Ansonsten bin auch ich sicher mit den Idealen, von denen du schreibst, an das Kind-Haben herangegangen. Ich finde es gerade noch etwas schwer zu überlegen, was mich wie – vor allem hinsichtlich einer »richtigen Erziehung« – beeinflusst hat beziehungsweise beeinflusst. Was ich aber auf jeden Fall empfinde, ist, dass in jeder Altersstufe neue Angebote, Trends, Erziehungs- – mir fehlt das richtige Wort… Erziehungsmöglichkeiten vielleicht? – auf einen einprasseln. Und zwar in kaum überschaubarer Vielzahl, so dass ich ständig ins Grübeln gerate, ob ich meinem Kind nicht etwas vorenthalte, was bei ihm wie auch immer geartete wichtige Fähigkeiten und Chancenvorteile ausbilden würde. Wobei das immer damit verschwimmt, was ich im Sinne meiner (politischen) Ideale für die richtige Erziehung halte. Vielleicht ein Beispiel: Ich habe mich im Studium und beruflich schwerpunktmäßig viel mit dem Thema Mehrsprachigkeit auseinandergesetzt. Ich fand die Vorstellung immer toll, mein Kind mehrsprachig zu erziehen. Das änderte sich irgendwann dahingehend, dass ich diesen Anspruch in den Hintergrund stellte und eher wollte, dass mein Kind Mehrsprachigkeit wertschätzen lernt. Ich wollte meiner Tochter vielmehr eine positive Sicht darauf vermitteln, dass in Deutschland, in Hamburg, so wie überall auf der Welt, viele Menschen mit mehreren Sprachen leben und dementsprechend auch viele Kinder. Ich wollte ihr zeigen, dass in Hamburg/Deutschland nicht nur deutsch gesprochen wird, sondern verschiedene Sprachgebräuche nicht hierarchisierend auf- oder abzuwerten sind. Nun sprechen wir zu Hause nur deutsch, und es hat sich so ergeben, dass unsere Tochter auch in einer Kita ist, die auf jeden Fall ihre Vorteile hat, aber nun leider doch nicht aktiv mehrsprachig ist.
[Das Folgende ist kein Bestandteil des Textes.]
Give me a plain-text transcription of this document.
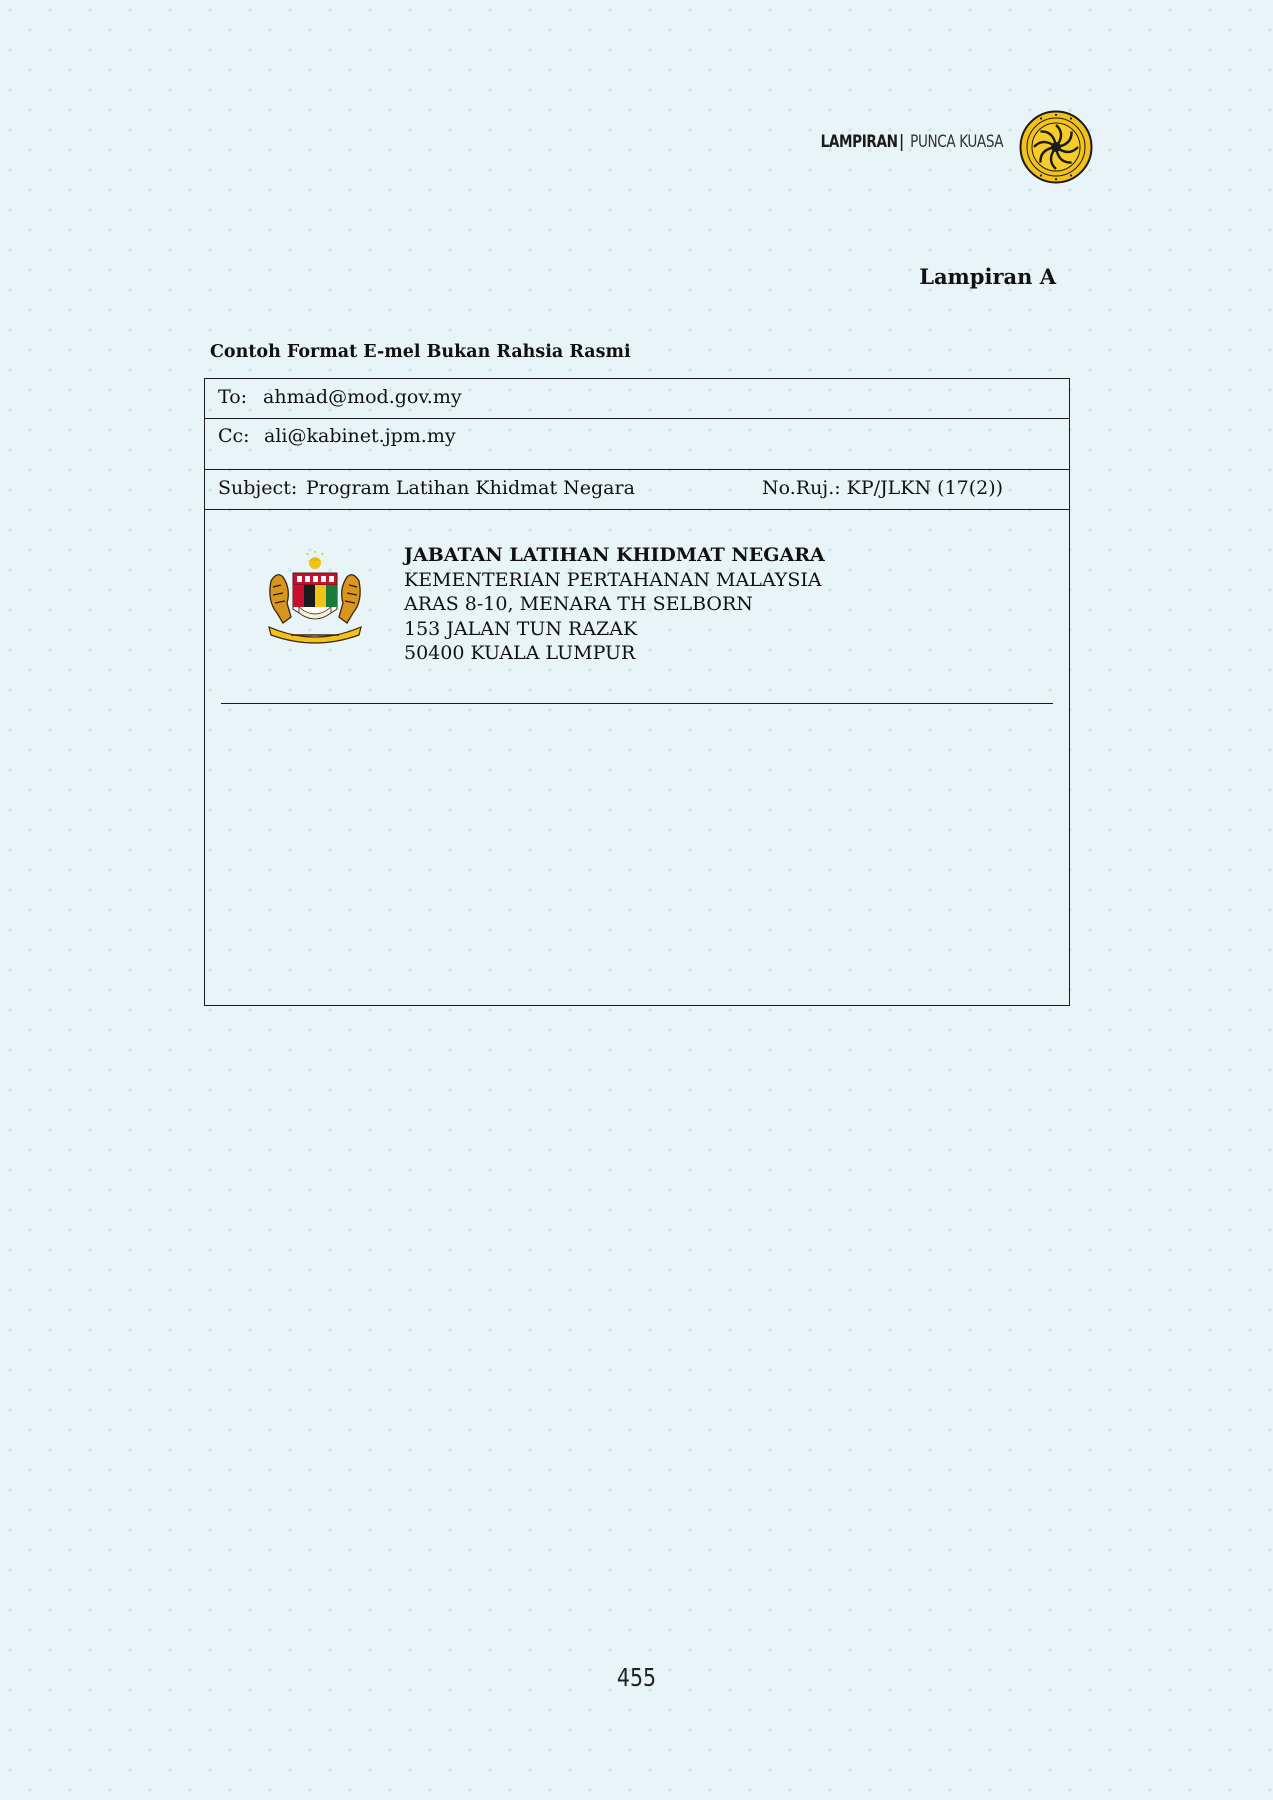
LAMPIRAN| PUNCA KUASA
Lampiran A
Contoh Format E-mel Bukan Rahsia Rasmi
To: ahmad@mod.gov.my
Cc: ali@kabinet.jpm.my
Subject: Program Latihan Khidmat Negara	No.Ruj.: KP/JLKN (17(2))
JABATAN LATIHAN KHIDMAT NEGARA
KEMENTERIAN PERTAHANAN MALAYSIA
ARAS 8-10, MENARA TH SELBORN
153 JALAN TUN RAZAK
50400 KUALA LUMPUR
455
Da knabbere ich derzeit doch etwas dran. Warum eigentlich??? Das Interesse an Sprachen, die Existenz verschiedener Sprachen im Alltag bekommt sie ja dennoch über uns mit, zwar vielleicht nur sporadisch aktiv, aber immerhin. Das Eine ist sicher eine Projektion meiner Wünsche auf sie. Das Andere ist aber schon auch, dass ich mich häufig dabei ertappe, dass ich Angst kriege, ich würde ihr jetzt, wo sie imitierend eine andere Sprache aufschnappen würde, vorenthalten, das zu tun, und sie damit eines wichtigen, zukunftsweisenden Skills beraube beziehungsweise ihr erschwere, diesen zu erwerben.
Etwas weiteres, was mir einfällt, ist, dass ein Aspekt, der mir an der Kita sehr zugesagt hat – und es auch immer noch tut –, ist, dass dort das Spielen, den Raum, den Garten Entdecken im Vordergrund steht. Es gibt sicher auch mal ein Musikangebot, aber eigentlich keine irgendwie gearteten festen Förderangebote – ich habe mal von einer Kita gehört, in der die Kinder jeden Montag in die Kunsthalle gingen –, sondern die »Förderung« besteht darin, dass die Gruppen altersgemischt sind, der Garten groß ist und die Kinder das Haus und die vorhandenen Spielangebote erkunden. Es wird wohl auch mal ein Bewegungsparcours aufgebaut, aber das alles wird offenbar eher spontan entschieden. Das find ich gut. Ich ertappe mich aber auch hier manchmal dabei, dass ich Angst bekomme, mein Kind wird nicht ausreichend gefördert und entwickelt nicht so viele Skills wie andere. Da ist er dann, der Konkurrenzgedanke.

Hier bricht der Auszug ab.